I posted the question here, but it seems to be more difficult than I expected. So I think it may be suited for MO. (Another reason is that the answer may hopefully give solution to the question on this site.)
Let $k$ and $l$ be integers greater than $4$. My question is to determine the set $S$ of $k$ elements in $\mathbb{Z}/2l\mathbb{Z}$ satisfying the following three conditions:
(1) if $a\in S$, then $a+l\not\in S$;
(2) for any $a\in S$, there exist $b\neq c\in S$ such that $2a=b+c$;
(3) for any $b\neq c\in S$ such that $b+c$ is even (this makes sense since $2l$ is even), there exists $a\in S$ such that $2a=b+c$.
An observation is that whenever $S$ is a set satisfying the above conditions, $S+m$ is also such a set for all $m\in\mathbb{Z}/2l\mathbb{Z}$.
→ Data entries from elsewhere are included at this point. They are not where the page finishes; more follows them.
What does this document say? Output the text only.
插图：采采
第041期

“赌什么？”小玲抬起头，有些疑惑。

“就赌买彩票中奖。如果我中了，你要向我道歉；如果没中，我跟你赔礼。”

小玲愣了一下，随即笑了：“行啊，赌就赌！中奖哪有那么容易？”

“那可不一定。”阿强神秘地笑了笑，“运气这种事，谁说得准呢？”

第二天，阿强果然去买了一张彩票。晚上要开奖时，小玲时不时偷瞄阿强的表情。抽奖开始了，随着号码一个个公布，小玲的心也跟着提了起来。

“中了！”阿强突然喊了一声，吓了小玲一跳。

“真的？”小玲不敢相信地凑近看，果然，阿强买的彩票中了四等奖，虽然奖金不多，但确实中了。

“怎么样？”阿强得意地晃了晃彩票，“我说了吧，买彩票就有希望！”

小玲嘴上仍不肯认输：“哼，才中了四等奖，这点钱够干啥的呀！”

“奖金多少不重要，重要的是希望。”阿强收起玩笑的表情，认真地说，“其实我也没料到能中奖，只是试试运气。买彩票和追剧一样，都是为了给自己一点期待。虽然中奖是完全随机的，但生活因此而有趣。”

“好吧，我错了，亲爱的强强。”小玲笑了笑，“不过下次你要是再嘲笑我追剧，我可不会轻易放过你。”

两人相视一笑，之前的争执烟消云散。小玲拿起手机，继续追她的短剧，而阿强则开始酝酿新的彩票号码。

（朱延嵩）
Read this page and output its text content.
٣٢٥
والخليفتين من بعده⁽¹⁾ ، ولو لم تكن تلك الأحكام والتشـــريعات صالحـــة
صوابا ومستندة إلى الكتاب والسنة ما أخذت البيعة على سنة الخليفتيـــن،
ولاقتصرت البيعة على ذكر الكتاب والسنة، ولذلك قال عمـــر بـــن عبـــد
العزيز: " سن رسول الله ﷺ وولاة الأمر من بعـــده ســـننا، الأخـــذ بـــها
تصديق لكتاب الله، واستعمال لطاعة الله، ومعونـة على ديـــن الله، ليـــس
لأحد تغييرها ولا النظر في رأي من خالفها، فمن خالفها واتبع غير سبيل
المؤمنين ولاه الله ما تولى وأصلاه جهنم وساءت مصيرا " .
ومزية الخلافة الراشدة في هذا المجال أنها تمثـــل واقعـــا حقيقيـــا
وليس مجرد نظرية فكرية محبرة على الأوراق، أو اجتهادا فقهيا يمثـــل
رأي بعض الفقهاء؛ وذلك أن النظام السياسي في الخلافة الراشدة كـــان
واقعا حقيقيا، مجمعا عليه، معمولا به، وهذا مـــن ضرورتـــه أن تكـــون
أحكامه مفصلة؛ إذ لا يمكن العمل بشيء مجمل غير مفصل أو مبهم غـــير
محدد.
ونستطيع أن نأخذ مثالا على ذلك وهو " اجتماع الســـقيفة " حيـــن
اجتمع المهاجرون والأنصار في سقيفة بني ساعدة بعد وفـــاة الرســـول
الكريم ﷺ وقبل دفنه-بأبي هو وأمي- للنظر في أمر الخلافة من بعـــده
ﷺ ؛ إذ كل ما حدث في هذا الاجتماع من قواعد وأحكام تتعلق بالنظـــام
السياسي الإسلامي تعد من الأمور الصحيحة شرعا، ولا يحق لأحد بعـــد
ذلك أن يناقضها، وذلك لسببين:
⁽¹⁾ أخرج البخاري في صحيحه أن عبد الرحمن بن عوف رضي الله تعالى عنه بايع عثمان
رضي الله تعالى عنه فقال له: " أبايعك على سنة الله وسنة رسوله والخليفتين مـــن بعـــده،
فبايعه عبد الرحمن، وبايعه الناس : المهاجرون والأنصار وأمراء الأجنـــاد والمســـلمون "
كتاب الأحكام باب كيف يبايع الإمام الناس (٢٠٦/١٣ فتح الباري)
It is easy to verify that when $k$ is odd and $l=kn$, the set $\{t,t+2n,t+4n,\dots,t+2(k-1)n\}$ satisfies the three conditions for all $t\in\mathbb{Z}/2l\mathbb{Z}$. But I'm not aware of any other examples yet. (If these are the only satisfactory sets, then I am able to give an affirmative answer to this question.)